Predicted protein contacts: is it the solution to (de novo) protein structure prediction?

So what is this buzz I hear about predicted protein contacts? Is it really the long awaited solution for one of the biggest open problems in biology today? Has protein structure prediction been solved?

Well, first things first. Let me give you a quick introduction to this predicted protein contact business (probably not quick enough for an elevator pitch, but hopefully you are not reading this in an elevator).

Nowadays, the scientific community has become very good at sequencing things (and by things I mean genetic things, like whole genomes of a bunch of different people and organisms). We are so good at it that mountains of sequence data are now available: genes, mRNAs, protein sequences. The question is what do we do with all this data?

Good scientists are coming up with new and creative ideas to extract knowledge from these mountains of data. For instance, one can build multiple sequence alignments using protein sequences for a given protein family. One of the ways in which information can be extracted from these multiple sequence alignments is by identifying extremely conserved columns (think of the alignment as a big matrix). Residues in these conserved positions are good candidates for being functionally important for the proteins in that particular family.

Another interesting thing that can be done is to look for pairs of residues that are mutating in a correlated fashion. In more practical terms, you are ascertaining how correlated is the information between two columns of a multiple sequence alignment; how often a change in one of them is countered by a change in the other. Why would anyone care about that? Simple. There is an assumption that residues that mutate in a correlated fashion are co-evolving. In other words, they share some sort of functional dependence (i.e. spatial proximity) that is under selective pressure.

Ok, that was a lot of hypotheticals, does it work? For many years, it didn’t. There were lots of issues with the way these correlations were computed and one of the biggest problems was to identify (and correct for) transitivity. Transitivity is the idea that you observe a false correlation between residues A and C because residues A,B and residues B,C are mutating in a correlated fashion. AS more powerful statistical methods were developed (borrowing some ideas from mechanical statistics), the transitivity issue has seemingly been solved.

The newest methods that detect co-evolving residues in a multiple sequence alignment are capable of detecting protein contacts with high precision. In this context, a contact is defined as two residues that are close together in a protein structure. How close?  Their C-betas must be 8 Angstroms or less apart. When sufficient sequence information is available (at least 500 sequences in the MSA), the average precision of the predicted contacts can reach 80%.

This is a powerful way of converting sequence information into distance constraints, which can be used for protein structure modelling. If a sufficient number of correct distance constraints is used, we can accurately predict the topology of a protein [1]. Recently, we have also observed great advances in the way that models are refined (that is, refining a model that contains the correct topology to atomic, near-experimental resolution). If you put those two things together, we start to look at a very nice picture.

So what’s the catch? The catch was there.
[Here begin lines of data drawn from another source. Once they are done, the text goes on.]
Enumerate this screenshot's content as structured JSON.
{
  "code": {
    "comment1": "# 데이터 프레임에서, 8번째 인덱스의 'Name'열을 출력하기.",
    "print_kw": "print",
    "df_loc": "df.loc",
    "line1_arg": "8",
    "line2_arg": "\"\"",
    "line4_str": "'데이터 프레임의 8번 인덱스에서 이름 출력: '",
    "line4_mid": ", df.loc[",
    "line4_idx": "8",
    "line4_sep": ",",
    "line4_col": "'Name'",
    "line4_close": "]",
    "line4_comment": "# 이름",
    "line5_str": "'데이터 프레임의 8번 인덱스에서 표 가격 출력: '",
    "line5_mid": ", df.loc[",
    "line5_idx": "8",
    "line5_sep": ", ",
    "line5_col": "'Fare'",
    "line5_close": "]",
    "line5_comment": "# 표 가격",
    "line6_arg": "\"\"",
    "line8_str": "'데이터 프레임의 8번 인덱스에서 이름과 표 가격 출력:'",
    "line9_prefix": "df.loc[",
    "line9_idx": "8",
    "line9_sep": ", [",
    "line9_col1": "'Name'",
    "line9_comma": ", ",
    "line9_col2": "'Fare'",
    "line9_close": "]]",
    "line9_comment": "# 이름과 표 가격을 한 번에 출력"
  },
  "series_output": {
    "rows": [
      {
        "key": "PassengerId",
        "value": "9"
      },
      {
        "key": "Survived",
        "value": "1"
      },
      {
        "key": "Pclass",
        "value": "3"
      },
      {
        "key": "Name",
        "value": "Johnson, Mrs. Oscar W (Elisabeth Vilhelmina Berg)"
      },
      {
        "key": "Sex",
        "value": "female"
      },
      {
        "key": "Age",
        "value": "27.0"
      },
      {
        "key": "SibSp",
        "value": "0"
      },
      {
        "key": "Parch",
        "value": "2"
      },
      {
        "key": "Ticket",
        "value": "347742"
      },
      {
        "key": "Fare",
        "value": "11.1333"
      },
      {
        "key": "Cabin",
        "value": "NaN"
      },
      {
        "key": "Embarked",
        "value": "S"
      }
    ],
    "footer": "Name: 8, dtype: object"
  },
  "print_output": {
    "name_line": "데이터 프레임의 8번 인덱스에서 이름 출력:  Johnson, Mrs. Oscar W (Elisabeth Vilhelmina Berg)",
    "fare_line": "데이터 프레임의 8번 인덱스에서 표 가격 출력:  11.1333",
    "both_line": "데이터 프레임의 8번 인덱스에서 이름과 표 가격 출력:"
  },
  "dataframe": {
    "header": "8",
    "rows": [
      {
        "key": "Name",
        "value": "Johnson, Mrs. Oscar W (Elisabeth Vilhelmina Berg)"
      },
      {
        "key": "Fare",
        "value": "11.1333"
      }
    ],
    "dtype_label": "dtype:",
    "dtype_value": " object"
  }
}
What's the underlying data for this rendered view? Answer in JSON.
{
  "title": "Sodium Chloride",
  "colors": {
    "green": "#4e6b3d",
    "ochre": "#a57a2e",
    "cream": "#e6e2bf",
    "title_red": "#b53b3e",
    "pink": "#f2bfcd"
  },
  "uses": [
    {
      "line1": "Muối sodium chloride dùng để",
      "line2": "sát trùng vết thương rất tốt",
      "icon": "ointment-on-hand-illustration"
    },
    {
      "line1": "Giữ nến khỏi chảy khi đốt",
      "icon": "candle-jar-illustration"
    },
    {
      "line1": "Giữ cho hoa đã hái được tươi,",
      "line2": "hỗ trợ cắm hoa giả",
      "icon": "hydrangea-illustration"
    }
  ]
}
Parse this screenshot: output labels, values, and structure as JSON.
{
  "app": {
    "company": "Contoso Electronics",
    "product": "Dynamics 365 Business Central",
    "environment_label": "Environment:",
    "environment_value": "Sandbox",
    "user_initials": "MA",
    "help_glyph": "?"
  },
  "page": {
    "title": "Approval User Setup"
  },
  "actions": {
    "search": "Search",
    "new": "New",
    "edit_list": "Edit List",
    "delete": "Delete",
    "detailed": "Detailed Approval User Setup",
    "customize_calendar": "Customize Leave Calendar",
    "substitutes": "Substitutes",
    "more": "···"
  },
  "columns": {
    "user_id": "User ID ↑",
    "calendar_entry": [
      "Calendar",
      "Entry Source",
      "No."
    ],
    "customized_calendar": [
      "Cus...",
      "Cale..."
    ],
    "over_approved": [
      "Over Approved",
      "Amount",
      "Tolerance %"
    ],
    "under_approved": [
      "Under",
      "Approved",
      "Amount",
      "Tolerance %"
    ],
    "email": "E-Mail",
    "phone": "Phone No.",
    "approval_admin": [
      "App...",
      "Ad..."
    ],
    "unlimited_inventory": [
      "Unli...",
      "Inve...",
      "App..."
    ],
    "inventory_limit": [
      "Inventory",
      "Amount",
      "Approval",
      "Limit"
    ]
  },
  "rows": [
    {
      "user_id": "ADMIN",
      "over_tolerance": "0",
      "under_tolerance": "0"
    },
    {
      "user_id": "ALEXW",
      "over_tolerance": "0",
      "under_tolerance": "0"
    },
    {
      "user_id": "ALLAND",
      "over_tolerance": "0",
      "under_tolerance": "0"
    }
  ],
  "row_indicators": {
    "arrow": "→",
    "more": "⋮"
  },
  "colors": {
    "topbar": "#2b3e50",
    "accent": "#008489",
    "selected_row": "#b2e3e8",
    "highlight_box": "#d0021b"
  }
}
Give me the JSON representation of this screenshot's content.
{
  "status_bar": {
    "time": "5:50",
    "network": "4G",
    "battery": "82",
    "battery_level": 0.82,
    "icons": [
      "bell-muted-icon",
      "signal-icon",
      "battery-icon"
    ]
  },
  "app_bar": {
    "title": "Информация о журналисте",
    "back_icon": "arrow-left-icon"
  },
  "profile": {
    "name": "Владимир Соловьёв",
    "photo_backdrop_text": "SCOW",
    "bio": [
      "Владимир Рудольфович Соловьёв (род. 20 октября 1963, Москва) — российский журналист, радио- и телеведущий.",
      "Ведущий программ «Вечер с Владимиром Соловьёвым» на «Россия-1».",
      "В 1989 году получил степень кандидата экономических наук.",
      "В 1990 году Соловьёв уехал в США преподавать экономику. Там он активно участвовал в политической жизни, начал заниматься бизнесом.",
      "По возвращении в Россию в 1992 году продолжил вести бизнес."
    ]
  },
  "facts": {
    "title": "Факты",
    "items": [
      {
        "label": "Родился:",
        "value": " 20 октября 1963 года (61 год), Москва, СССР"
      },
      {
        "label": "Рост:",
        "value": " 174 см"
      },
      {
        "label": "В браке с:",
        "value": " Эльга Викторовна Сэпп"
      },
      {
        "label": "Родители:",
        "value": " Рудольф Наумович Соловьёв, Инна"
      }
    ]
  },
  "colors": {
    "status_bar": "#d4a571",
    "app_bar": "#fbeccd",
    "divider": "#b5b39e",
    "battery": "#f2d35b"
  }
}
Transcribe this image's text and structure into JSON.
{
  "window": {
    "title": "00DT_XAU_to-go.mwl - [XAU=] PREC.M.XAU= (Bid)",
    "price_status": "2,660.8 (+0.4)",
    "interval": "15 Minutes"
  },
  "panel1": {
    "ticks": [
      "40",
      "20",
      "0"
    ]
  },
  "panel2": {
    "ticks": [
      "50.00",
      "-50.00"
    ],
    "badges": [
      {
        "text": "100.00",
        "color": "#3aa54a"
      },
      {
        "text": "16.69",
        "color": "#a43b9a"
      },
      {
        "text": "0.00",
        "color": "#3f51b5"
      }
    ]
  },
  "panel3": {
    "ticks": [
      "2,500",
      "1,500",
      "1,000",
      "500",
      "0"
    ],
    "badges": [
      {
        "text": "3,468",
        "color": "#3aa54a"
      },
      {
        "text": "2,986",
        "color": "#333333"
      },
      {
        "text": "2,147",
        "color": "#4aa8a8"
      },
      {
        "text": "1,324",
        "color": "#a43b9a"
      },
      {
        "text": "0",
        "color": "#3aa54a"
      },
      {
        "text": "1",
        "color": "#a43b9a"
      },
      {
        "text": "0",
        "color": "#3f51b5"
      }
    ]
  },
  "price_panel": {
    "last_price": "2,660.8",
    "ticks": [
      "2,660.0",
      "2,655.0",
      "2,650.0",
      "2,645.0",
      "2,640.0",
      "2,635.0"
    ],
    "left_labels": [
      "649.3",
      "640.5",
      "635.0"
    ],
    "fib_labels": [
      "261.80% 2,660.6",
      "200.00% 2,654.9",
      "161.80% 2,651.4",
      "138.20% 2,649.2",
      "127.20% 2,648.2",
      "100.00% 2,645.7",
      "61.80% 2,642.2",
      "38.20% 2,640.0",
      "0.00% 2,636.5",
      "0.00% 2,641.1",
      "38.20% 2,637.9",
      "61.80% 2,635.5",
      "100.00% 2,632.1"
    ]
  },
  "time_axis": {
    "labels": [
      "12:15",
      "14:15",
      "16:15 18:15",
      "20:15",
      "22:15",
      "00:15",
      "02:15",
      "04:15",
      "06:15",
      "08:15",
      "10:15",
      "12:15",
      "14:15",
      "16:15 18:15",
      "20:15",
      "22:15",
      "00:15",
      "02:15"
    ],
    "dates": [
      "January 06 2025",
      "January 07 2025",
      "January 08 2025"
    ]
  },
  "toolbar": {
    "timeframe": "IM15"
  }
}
Very subtle. “When sufficient sequence information is available”. Currently, there is an estimate that only 15% of the de novo protein structure prediction cases present sufficient sequence information for the prediction of protein contacts. One potential solution would be to sit and wait for more and more sequences to be obtained. Yet a potential pitfall of sitting and waiting is that there is no guarantee that we will have sufficient sequence information for a large number of protein families, as they may as well present less than 500 members.

Furthermore, scientists are not very good at sitting around and waiting. They need to keep themselves busy. There are many things that the community as whole can invest time on while we wait for more sequences to be generated. For instance, we want to be sure that, for the cases where there is a sufficient number of sequences, that we get the modelling step right (and predict the accurate protein topology). Predicted contacts also show potential as a tool for quality assessment and may prove to be a nice way of ascertaining whether you have confidence that a model with correct topology was created. More than that, model refinement still needs to improve if we want to make sure that we get from the correct topology to near-experimental resolution.

Protein structure prediction is a hard problem and with so much room for improvement, we still have a long way to go. Yet, this predicted contact business is a huge step in the right direction. Maybe, it won’t be long before models generated ab initio are considered as reliable as the ones generated using a template. Who knows what promised the future holds.

References:

[1] Kim DE, Dimaio F, Yu-Ruei Wang R, Song Y, Baker D. One contact for every twelve residues allows robust and accurate topology-level protein structure modeling. Proteins. 2014 Feb;82 Suppl 2:208-18. doi: 10.1002/prot.24374. Epub 2013 Sep 10.